The second step is to learn about what resources are available to you. The Division of Student Affairs provides numerous resources for UT students that will help them take learning beyond the academic classroom. Within the DHFS, I am available for free, personalized counseling sessions for all students who live and/or dine with DHFS. We have nutrition education stations in each dining venue that contain a brochure area and display cases that feature nutrition education materials. The DHFS Nutrition Team holds educational tabling events within the dining halls several times each month. DHFS is launching a blog this coming school year that will act as an educational resource for students. We have started an educational video series of “dormable recipes,” which are quick and healthy recipes that students can make in their room using only a microwave. We have also done “Ask the Dietitian” sessions on Twitter, had mini nutrition trivia contests on our Facebook and created event pages for our monthly Vegetarian Focus Group events. At DHFS, we aim to produce a comprehensive out of classroom learning experience that will enrich and enable students to thrive.

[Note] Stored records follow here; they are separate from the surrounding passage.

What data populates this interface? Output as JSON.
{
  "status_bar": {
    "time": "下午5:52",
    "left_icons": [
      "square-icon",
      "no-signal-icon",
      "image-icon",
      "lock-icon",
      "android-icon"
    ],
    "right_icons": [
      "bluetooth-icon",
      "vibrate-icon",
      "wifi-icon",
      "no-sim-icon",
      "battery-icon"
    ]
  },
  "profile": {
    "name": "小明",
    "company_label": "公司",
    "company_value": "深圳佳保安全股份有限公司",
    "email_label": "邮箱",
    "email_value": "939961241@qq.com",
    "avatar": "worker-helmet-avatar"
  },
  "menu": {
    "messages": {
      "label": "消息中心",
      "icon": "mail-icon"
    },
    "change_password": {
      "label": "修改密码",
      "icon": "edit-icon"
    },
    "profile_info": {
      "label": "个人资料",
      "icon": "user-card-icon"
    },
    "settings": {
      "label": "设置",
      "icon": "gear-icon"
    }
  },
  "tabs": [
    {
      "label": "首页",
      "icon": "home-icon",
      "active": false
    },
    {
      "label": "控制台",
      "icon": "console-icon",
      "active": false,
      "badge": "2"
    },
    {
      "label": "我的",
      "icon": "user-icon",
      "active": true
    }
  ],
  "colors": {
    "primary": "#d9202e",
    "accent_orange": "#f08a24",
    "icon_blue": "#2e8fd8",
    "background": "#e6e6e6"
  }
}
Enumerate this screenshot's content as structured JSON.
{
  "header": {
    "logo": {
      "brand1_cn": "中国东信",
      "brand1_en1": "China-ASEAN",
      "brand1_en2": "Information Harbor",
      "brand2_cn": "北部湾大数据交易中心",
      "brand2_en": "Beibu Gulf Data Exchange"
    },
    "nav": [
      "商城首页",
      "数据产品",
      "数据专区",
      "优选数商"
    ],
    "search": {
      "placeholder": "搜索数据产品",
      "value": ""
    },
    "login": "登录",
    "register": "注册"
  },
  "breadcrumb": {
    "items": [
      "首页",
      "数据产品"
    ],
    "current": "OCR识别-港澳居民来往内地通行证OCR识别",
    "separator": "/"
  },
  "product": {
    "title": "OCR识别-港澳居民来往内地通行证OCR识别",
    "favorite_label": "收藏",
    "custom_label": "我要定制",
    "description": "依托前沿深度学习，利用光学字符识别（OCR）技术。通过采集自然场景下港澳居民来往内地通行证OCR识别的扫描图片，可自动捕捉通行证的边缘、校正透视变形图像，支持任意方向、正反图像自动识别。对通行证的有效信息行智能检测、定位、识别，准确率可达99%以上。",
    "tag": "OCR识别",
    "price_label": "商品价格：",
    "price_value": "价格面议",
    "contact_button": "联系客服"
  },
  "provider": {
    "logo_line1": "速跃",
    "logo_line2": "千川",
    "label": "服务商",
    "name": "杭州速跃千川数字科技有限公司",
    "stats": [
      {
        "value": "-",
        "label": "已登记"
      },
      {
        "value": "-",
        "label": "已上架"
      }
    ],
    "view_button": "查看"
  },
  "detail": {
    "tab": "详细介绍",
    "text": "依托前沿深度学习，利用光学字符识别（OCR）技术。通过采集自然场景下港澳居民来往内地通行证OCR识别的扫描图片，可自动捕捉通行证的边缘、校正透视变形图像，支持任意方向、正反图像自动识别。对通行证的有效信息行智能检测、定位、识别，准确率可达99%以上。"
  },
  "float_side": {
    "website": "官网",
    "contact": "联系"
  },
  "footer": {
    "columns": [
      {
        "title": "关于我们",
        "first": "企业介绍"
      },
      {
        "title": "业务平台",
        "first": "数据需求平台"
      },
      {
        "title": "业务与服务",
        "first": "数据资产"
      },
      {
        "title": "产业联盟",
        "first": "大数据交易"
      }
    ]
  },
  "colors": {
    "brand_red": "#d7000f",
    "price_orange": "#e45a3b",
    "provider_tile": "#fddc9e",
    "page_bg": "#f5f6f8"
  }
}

Also within the Division of Student Affairs, the Counseling and Mental Health Center is a great resource for anyone dealing with an eating disorder, depression or stress. While RecSports offers great opportunities for students to get involved in many forms of physical activity and University Health Services is also a wonderful resource for guidance on body image and mindful eating.

There are so many great opportunities for lifelong learning here at UT, which leads to the final step in maintaining a healthy diet and lifestyle. Be sure to take advantage of all of the informative and educational resources that are available at UT to make the most of your academic experience.